Wednesday, October 20, 2010

Modified Onion article: this time, for women

Study: Men Always Answer Their Phones Unless They're Having Great Sex With Someone Else

Researchers say this is what is happening 100 percent of the time when men don't answer their phones.
BLOOMINGTON, IN—A new study released Monday by sociologists at Indiana University found that men will always answer their telephones unless mind-blowing sex with a woman other than the caller prevents them from doing so.

The findings were consistent across all demographic groups in a sampling of 500 males between the ages of 18 to 35, which included men who were romantically involved with the caller but had requested some time apart to clear their heads, as well as men who had dated the caller briefly but assumed it was understood by both parties that the relationship had not worked out.

"No matter who they were, or what their perceived or actual relationship with the female caller was, men who failed to pick up the phone were statistically all but certain to be deep in the throes of coital passion with one or more sultry, feminine lovers at the time of the call," researcher Patrick Berger said. "In addition, a vast majority of the male participants we observed had seemingly forgotten all about the relationship they once had with the caller, and were, in fact, completely consumed by the sexual gratification they were currently receiving."

"A type of gratification they would hesitate to even call 'sex,' since it was so much more intense and transcendent than any kind of sex they had experienced before," Berger added.

The study revealed that 80 percent of the time, men who declined to answer their phones were, at that very moment, being sexually pleasured by a woman superior to the caller in terms of looks, sexual technique, and stamina. Researchers also found that a majority of men picked up the phone, examined the caller ID, and told their female lover "It's nobody" before continuing with sexual intercourse.

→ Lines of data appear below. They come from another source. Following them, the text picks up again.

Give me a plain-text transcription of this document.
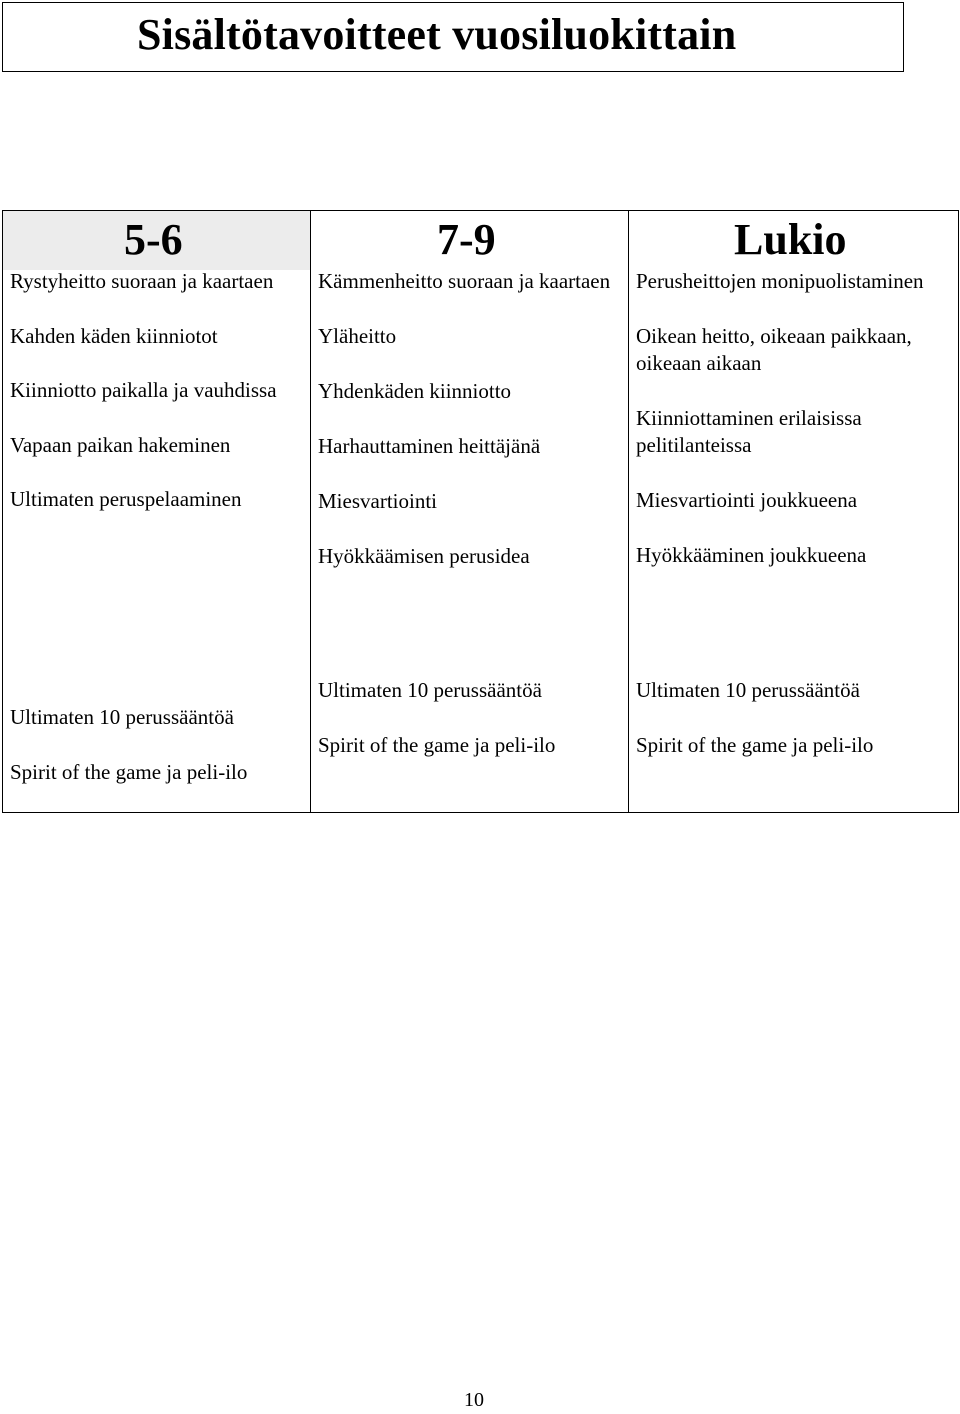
Sisältötavoitteet vuosiluokittain
5-6	7-9	Lukio

Rystyheitto suoraan ja kaartaen

Kahden käden kiinniotot

Kiinniotto paikalla ja vauhdissa

Vapaan paikan hakeminen

Ultimaten peruspelaaminen

Kämmenheitto suoraan ja kaartaen

Yläheitto

Yhdenkäden kiinniotto

Harhauttaminen heittäjänä

Miesvartiointi

Hyökkäämisen perusidea

Perusheittojen monipuolistaminen

Oikean heitto, oikeaan paikkaan, oikeaan aikaan

Kiinniottaminen erilaisissa pelitilanteissa

Miesvartiointi joukkueena

Hyökkääminen joukkueena

Ultimaten 10 perussääntöä

Spirit of the game ja peli-ilo

Ultimaten 10 perussääntöä

Spirit of the game ja peli-ilo

Ultimaten 10 perussääntöä

Spirit of the game ja peli-ilo

10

In another 15 percent of cases, male research subjects had just journeyed to a land of pure sexual delight with another woman and were, at the time the phone rang, smoking a cigarette while letting their fingertips graze over the unusually tight vagina that had just brought them to, on average, four orgasms. The remaining 5 percent of non-answerers consisted of men who were stimulating their own genitals, either while talking on the phone to another woman, instant-messaging another woman, or simply imagining another woman who had sexually rocked their world on a recent occasion.

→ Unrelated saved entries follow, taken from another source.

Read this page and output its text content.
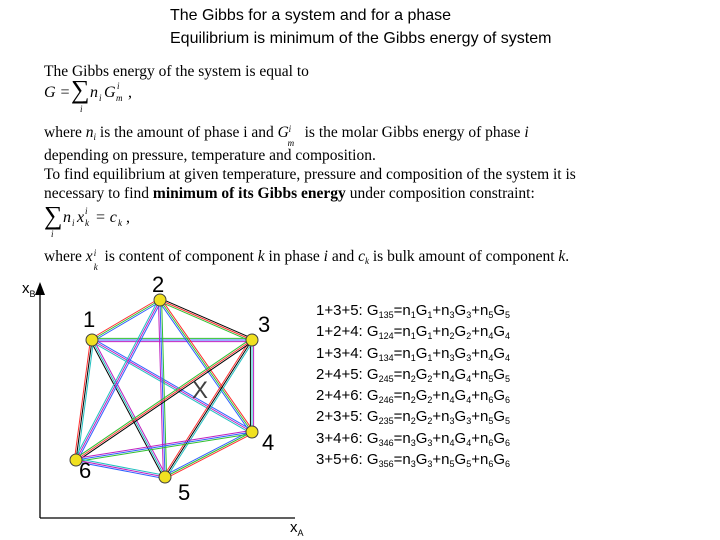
The Gibbs for a system and for a phase
Equilibrium is minimum of the Gibbs energy of system
The Gibbs energy of the system is equal to
G = ∑
i
n i G i
m ,
where $n_i$ is the amount of phase i and G i
m
is the molar Gibbs energy of phase i
depending on pressure, temperature and composition.
To find equilibrium at given temperature, pressure and composition of the system it is
necessary to find minimum of its Gibbs energy under composition constraint:
∑
i
n i x i
k = c k ,
where x i
k
is content of component k in phase i and $c_k$ is bulk amount of component k.
$x_B$
$x_A$
1
2
3
4
5
6
X
1+3+5: $G_{135}=n_1G_1+n_3G_3+n_5G_5$
1+2+4: $G_{124}=n_1G_1+n_2G_2+n_4G_4$
1+3+4: $G_{134}=n_1G_1+n_3G_3+n_4G_4$
2+4+5: $G_{245}=n_2G_2+n_4G_4+n_5G_5$
2+4+6: $G_{246}=n_2G_2+n_4G_4+n_6G_6$
2+3+5: $G_{235}=n_2G_2+n_3G_3+n_5G_5$
3+4+6: $G_{346}=n_3G_3+n_4G_4+n_6G_6$
3+5+6: $G_{356}=n_3G_3+n_5G_5+n_6G_6$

"It's true that in a negligible number of cases, men did not answer because their cell battery had legitimately died," Berger said. "But in each instance, they had either failed to charge their phone because they'd spent the night in someone else's apartment, or had used up their battery's power sending powerfully erotic fantasies to another woman."

The study emphasized that while men who failed to answer the phone were almost unquestionably with someone else enjoying the most volcanic sensual escapade they'd ever had, there was also the possibility that they were busy gazing deeply into another woman's eyes, knowing and feeling a type of love they had never known or felt before.

"In many cases, during the time of the call, the man was spending the afternoon with the woman at that museum he's always wanted to visit, afterward watching the sunset from the deck of the woman's boat," said social psychologist Michael Corbin, a coauthor of the study. "In each case, the man didn't want a ringtone ruining a moment of true spiritual connection with the first woman he had ever really, truly loved with all his heart."

"Sex, however, always occurred subsequently," Corbin added.

According to the researchers, the findings of this latest study are fully consistent with their previous behavioral investigations.

"Our prior research has already demonstrated that any communication between men and their old high school girlfriends will result in sexual relations and that a guys' night out invariably leads to sexual contact with multiple women met in bars," Corbin said. "We won't be surprised if instances of men getting a drink after work with that cool, funny female coworker they're always talking about yield similar results."

The study also concluded that 99 percent of men who pick up the phone quickly and enthusiastically do so because they are expecting a call from another woman.